The E_matrix attribute is a square matrix with the same size as the length of alignment. \(E_{rj}\) is Endelman et al. 2004 eq. 6. with the r and t sums removed and evaluated for average SCHEMA energy for a specific r and t:
\[E_{rj} = \frac{1}{p^2} \sum_{p \in parents} \sum_{q \in parents} C(r, j) * D(p[r], q[j]).\]Then eq. 6 can be evaluated for a new block starting at position X_k by summing over \(E\) as in the block_energy method:
\[\langle E \rangle_{(X_1, X_2, ..., X_{k-1}, X_k)} \langle E \rangle_{(X_1, X_2, ..., X_{k-1})} = \sum_{r=X_{k-1}}^{X_k-1} \sum_{t=X_k}^{N-1} E_{rj}.\]Note the sums are decremented by one compared to eq. 6 as it appears in Endelman et al 2004. This was done to better reflect Python indexing.
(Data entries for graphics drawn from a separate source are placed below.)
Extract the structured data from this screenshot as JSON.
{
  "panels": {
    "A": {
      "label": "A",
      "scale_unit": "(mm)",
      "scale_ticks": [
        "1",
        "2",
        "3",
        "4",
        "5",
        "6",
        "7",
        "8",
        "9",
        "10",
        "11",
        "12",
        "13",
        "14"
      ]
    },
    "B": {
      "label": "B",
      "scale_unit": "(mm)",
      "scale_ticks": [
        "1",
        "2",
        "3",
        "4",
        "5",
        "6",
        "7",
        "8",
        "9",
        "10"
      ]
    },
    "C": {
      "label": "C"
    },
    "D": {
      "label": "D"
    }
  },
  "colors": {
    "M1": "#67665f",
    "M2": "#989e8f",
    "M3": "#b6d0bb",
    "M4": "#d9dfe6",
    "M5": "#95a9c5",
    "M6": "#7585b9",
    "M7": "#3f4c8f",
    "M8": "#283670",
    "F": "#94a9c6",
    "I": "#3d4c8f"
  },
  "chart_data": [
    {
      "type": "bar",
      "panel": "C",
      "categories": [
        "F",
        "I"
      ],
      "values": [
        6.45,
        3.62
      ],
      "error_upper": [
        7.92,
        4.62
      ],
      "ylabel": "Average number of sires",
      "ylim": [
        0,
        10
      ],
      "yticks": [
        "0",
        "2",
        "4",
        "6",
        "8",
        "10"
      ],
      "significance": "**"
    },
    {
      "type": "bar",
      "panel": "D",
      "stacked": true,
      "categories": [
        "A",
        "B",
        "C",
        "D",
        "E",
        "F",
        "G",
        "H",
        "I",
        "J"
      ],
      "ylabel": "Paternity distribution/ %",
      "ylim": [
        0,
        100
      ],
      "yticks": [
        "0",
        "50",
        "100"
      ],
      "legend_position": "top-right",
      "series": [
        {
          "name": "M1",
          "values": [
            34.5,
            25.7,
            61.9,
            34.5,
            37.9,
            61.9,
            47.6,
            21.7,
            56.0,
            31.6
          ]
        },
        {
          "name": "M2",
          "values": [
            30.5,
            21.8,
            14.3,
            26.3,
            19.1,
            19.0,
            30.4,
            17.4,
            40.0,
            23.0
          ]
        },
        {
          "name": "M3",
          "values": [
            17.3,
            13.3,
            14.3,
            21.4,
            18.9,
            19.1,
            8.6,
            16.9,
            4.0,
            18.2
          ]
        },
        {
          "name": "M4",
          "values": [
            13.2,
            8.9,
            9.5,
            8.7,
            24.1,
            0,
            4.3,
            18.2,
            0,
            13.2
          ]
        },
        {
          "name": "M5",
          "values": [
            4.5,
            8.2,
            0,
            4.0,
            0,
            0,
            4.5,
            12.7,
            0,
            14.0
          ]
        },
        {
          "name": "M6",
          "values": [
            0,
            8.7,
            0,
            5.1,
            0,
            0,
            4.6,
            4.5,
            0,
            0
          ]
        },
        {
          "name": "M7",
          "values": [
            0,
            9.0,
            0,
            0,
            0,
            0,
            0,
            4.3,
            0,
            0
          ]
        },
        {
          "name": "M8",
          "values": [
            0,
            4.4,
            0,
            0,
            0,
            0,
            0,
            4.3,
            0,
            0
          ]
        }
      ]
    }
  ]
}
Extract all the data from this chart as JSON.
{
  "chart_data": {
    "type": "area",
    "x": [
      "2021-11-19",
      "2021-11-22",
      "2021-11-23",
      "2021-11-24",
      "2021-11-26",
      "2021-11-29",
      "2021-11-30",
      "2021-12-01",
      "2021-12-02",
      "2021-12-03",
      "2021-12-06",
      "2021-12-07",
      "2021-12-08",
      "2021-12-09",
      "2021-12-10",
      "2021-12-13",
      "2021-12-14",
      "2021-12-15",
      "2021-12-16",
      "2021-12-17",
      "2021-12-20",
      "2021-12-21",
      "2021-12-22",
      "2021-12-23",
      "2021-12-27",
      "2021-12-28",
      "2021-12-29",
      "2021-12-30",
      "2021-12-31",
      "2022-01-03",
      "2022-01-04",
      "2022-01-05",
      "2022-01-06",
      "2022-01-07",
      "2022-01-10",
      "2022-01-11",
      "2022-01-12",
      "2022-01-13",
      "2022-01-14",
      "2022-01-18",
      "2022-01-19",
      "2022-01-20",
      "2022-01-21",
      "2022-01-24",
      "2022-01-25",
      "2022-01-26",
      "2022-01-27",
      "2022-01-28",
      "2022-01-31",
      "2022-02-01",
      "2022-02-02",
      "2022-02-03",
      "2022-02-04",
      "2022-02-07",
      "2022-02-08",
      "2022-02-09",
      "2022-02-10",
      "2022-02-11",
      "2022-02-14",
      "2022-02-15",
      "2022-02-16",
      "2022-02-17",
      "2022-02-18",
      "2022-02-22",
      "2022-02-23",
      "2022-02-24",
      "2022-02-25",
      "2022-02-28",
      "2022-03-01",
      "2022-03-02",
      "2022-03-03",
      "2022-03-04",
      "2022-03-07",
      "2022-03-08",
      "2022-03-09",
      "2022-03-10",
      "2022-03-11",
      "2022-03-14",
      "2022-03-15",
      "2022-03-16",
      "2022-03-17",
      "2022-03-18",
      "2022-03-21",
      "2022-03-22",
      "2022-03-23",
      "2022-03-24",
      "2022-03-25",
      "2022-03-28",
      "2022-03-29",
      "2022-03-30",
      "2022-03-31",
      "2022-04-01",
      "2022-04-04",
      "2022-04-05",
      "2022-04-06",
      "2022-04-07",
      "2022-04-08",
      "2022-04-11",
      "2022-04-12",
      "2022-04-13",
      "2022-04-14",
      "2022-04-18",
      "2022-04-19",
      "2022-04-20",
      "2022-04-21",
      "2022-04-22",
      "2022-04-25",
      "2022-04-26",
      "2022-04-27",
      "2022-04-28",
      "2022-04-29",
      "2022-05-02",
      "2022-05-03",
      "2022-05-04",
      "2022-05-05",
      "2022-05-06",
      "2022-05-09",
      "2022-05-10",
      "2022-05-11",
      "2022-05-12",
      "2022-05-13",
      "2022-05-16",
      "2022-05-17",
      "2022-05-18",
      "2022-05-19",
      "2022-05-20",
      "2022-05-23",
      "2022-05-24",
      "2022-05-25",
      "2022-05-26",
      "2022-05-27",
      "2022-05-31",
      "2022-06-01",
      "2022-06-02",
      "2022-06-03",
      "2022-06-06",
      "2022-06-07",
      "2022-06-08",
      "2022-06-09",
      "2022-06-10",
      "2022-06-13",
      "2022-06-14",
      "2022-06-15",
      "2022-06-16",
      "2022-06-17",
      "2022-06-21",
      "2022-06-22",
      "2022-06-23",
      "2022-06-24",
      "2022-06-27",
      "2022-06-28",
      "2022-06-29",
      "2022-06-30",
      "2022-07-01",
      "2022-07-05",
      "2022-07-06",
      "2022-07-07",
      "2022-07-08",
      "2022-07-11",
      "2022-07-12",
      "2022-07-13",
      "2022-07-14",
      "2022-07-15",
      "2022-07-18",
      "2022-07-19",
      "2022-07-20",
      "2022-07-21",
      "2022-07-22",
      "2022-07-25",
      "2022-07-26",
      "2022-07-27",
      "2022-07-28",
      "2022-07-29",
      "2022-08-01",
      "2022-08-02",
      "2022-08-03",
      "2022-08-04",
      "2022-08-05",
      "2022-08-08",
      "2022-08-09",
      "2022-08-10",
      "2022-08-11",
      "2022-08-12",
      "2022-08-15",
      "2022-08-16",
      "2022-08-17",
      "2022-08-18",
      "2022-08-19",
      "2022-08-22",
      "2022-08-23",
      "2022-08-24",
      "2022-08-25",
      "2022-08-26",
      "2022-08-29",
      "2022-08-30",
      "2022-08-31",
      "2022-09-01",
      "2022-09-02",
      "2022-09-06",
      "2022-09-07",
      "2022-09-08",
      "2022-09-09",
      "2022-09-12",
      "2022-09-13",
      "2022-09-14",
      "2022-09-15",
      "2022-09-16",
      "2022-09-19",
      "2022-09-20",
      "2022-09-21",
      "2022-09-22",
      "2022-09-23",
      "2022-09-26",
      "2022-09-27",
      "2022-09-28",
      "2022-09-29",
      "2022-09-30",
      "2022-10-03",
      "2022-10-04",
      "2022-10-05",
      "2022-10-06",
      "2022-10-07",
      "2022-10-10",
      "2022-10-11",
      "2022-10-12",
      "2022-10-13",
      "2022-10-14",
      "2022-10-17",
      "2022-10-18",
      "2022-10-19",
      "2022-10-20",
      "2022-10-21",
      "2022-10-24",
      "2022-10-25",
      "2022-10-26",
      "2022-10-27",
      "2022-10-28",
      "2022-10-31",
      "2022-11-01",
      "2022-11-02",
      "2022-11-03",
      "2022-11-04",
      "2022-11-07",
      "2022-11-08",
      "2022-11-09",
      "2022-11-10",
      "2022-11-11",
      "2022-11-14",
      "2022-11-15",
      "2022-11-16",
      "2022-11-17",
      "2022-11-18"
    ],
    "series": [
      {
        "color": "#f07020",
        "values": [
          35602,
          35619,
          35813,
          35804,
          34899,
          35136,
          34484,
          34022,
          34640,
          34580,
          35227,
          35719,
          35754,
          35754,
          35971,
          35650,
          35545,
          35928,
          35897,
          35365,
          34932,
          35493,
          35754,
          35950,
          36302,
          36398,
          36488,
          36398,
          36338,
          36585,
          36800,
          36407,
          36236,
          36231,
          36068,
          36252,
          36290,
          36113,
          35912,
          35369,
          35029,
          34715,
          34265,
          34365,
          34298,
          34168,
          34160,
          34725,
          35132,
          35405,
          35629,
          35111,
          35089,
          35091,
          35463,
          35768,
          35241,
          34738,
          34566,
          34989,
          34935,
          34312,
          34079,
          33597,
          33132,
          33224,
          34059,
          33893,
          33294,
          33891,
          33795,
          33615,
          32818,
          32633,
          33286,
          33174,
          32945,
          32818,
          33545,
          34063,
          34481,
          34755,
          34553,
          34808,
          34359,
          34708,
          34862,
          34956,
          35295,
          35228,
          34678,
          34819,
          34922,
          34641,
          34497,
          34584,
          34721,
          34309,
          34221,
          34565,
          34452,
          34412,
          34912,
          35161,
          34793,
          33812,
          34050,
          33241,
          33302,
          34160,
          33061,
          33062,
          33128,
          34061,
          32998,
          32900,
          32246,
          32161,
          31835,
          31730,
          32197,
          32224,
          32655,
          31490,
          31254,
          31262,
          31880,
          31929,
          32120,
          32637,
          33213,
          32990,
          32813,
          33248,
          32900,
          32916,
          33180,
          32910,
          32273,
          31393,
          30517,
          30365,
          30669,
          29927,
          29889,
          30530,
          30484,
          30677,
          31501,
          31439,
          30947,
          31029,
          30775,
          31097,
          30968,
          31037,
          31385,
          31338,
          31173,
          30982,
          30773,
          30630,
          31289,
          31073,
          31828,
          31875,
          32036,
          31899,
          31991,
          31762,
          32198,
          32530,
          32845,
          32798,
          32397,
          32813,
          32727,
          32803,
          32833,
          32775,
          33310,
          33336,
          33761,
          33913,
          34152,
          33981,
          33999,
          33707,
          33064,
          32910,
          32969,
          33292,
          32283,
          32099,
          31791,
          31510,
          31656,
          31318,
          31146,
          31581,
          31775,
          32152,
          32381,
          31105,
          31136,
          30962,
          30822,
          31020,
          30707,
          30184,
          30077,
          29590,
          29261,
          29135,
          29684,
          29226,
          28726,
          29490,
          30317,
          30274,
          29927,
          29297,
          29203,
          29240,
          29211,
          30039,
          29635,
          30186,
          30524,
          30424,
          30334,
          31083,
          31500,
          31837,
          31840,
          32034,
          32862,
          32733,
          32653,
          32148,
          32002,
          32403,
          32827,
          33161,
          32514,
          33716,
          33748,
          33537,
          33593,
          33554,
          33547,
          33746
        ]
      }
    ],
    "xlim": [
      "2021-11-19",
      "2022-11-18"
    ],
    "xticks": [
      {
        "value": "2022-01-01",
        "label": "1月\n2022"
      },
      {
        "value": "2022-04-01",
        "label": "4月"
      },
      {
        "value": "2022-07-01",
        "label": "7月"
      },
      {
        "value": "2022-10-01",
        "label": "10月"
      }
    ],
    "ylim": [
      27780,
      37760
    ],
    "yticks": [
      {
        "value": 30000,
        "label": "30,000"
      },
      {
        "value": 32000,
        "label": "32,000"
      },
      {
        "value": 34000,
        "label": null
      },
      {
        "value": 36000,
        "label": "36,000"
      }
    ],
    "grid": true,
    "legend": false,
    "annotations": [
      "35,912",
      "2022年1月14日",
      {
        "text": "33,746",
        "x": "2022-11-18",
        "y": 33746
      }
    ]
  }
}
Finally, a computational speed up is to sequentially calculate the energy of a new block starting at each \(X_k\) given the energy of a new block at position \(X_k - 1\). This is implemented in the increment_block_energy method.
- Parameters
parents (
_ParentSequences) – Parent sequences for recombination. Must be aligned and have pdb_structure attribute. Note that the SCHEMA object is initialized for the ParentSequences at that point in time, so if parents changes, the SCHEMA object will NOT change also.- Attributes
E_matrix (np.ndarray) – Energy matrix corresponding to input ParentSequences’ alignment and contacts.
parents – Parent sequences for recombination.
- Raises
ValueError – If input ParentSequences is not aligned or does not have the pdb_structure attribute on initialization.